- Original title: लॉटरी
- Country: India
- Language: Hindi
- Genre(s): short story fiction

Publication
- Published in: Zamana, Satsahitya Prakashan
- Publication date: 1933

= Lottery (short story) =

"Lottery" (लॉटरी, لاٹری) is a Hindustani short story. It was written by Indian author Premchand. The story is told in narrative form from the perspective of an unnamed school teacher. The story has been adapted into play format, with theatrical performances presented by Lalit Parimoo's Natsamaj Theatre Group, as well as Mujeeb Khan's Ideal Drama and Entertainment Academy.

== Synopsis ==
"Lottery", is told in the first person, from the perspective of a school teacher, his friend Vikram, and Vikram's extended family. The teacher and Vikram discuss the lottery and speculate over their actions if either were to win a prize worth ten lakhs of Indian rupees.
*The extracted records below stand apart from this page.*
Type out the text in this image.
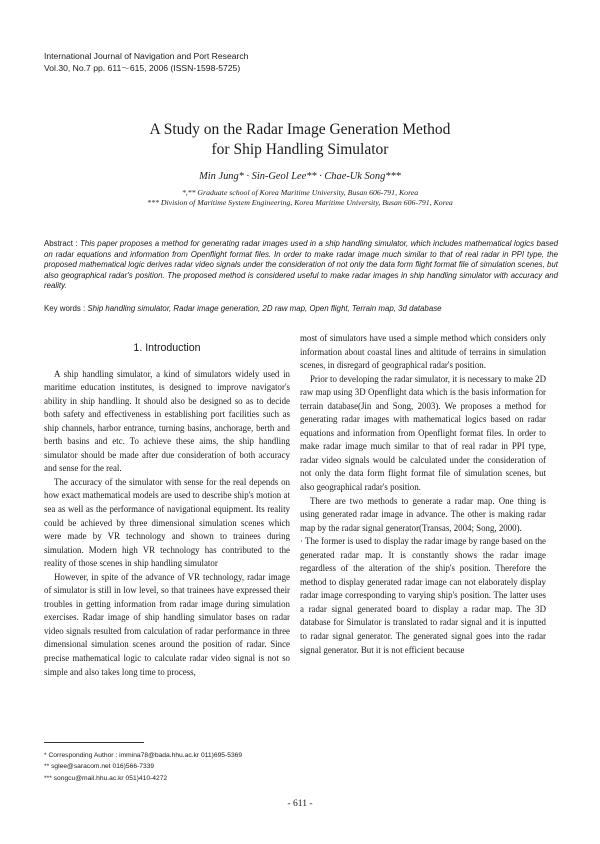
International Journal of Navigation and Port Research
Vol.30, No.7 pp. 611～615, 2006 (ISSN-1598-5725)
A Study on the Radar Image Generation Method
for Ship Handling Simulator
Min Jung* · Sin-Geol Lee** · Chae-Uk Song***
*,** Graduate school of Korea Maritime University, Busan 606-791, Korea
*** Division of Maritime System Engineering, Korea Maritime University, Busan 606-791, Korea
Abstract : This paper proposes a method for generating radar images used in a ship handling simulator, which includes mathematical logics based on radar equations and information from Openflight format files. In order to make radar image much similar to that of real radar in PPI type, the proposed mathematical logic derives radar video signals under the consideration of not only the data form flight format file of simulation scenes, but also geographical radar's position. The proposed method is considered useful to make radar images in ship handling simulator with accuracy and reality.
Key words : Ship handling simulator, Radar image generation, 2D raw map, Open flight, Terrain map, 3d database
1. Introduction

A ship handling simulator, a kind of simulators widely used in maritime education institutes, is designed to improve navigator's ability in ship handling. It should also be designed so as to decide both safety and effectiveness in establishing port facilities such as ship channels, harbor entrance, turning basins, anchorage, berth and berth basins and etc. To achieve these aims, the ship handling simulator should be made after due consideration of both accuracy and sense for the real.

The accuracy of the simulator with sense for the real depends on how exact mathematical models are used to describe ship's motion at sea as well as the performance of navigational equipment. Its reality could be achieved by three dimensional simulation scenes which were made by VR technology and shown to trainees during simulation. Modern high VR technology has contributed to the reality of those scenes in ship handling simulator

However, in spite of the advance of VR technology, radar image of simulator is still in low level, so that trainees have expressed their troubles in getting information from radar image during simulation exercises. Radar image of ship handling simulator bases on radar video signals resulted from calculation of radar performance in three dimensional simulation scenes around the position of radar. Since precise mathematical logic to calculate radar video signal is not so simple and also takes long time to process,

most of simulators have used a simple method which considers only information about coastal lines and altitude of terrains in simulation scenes, in disregard of geographical radar's position.

Prior to developing the radar simulator, it is necessary to make 2D raw map using 3D Openflight data which is the basis information for terrain database(Jin and Song, 2003). We proposes a method for generating radar images with mathematical logics based on radar equations and information from Openflight format files. In order to make radar image much similar to that of real radar in PPI type, radar video signals would be calculated under the consideration of not only the data form flight format file of simulation scenes, but also geographical radar's position.

There are two methods to generate a radar map. One thing is using generated radar image in advance. The other is making radar map by the radar signal generator(Transas, 2004; Song, 2000).

· The former is used to display the radar image by range based on the generated radar map. It is constantly shows the radar image regardless of the alteration of the ship's position. Therefore the method to display generated radar image can not elaborately display radar image corresponding to varying ship's position. The latter uses a radar signal generated board to display a radar map. The 3D database for Simulator is translated to radar signal and it is inputted to radar signal generator. The generated signal goes into the radar signal generator. But it is not efficient because

* Corresponding Author : immina78@bada.hhu.ac.kr 011)695-5369
** sglee@saracom.net 016)566-7339
*** songcu@mail.hhu.ac.kr 051)410-4272
- 611 -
Vikram states that if he were to win the lottery, he would take a trip around the world, in order to study the traditions and religions of different countries, and establish a public library, offering the world's finest books. The teacher states that he would save the money, in return for the interest. As the story unfolds, Vikram realises that he lacks the funds to purchase a ticket, and approaches the teacher with the suggestion that they pool their funds and buy a ticket together. The teacher and Vikram each raise five rupees to buy the ticket, agreeing to divide the winnings, much to the dismay of Vikram's family who is suspicious of the teacher's motive.

Vikram purchases the ticket in his name, the teacher and his friend purchase theirs, and Vikram's father, Bade Thakur Sahib, uncle Chhote Thakur Sahib (real brother of Vikram's father), and elder brother (Prakash) also each buy tickets. They begin to fight over what they would do if any of them were to win. As the lottery drawing approaches, the teacher realises that he had not signed an agreement with Vikram acknowledging that they had gone into a partnership to purchase a ticket with the intention of sharing any money won, and relies on Vikram's honesty. Family arguments escalate, involving heated threats. Vikram's brother Prakash arrives home with injuries to his head and hand. When his father asks him what has happened, he explains that he had gone to Jhakkar Baba, who has the power to grant wishes. Prakash shares with his family that before Jhakkar Baba grants wishes, he tests them by throwing rocks at them. While most visitors run away, those that withstand the attack will have their wishes granted. When Prakash survived the stoning, he was assured that he would be the sole winner of the lottery. However, much to everyone's despair, when the winner of the lottery is announced, it is a man from America who is found to have bought the winning ticket. The plot is a dramatic irony, with the story ending with plot twist and a moral message.

== Compilations and adaptations ==
"Lottery" appears in Indian textbooks and in compilations of moral education books. It is included in a compilation of Premchand's writing, entitled The Premchand Reader, Selected Stories 2, as translated and adapted by Anupa Lal. The story has also been adapted into several plays, and was performed by Lalit Parimoo's Natsamaj Theatre Group and Mujeeb Khan's Ideal Drama and Entertainment Academy.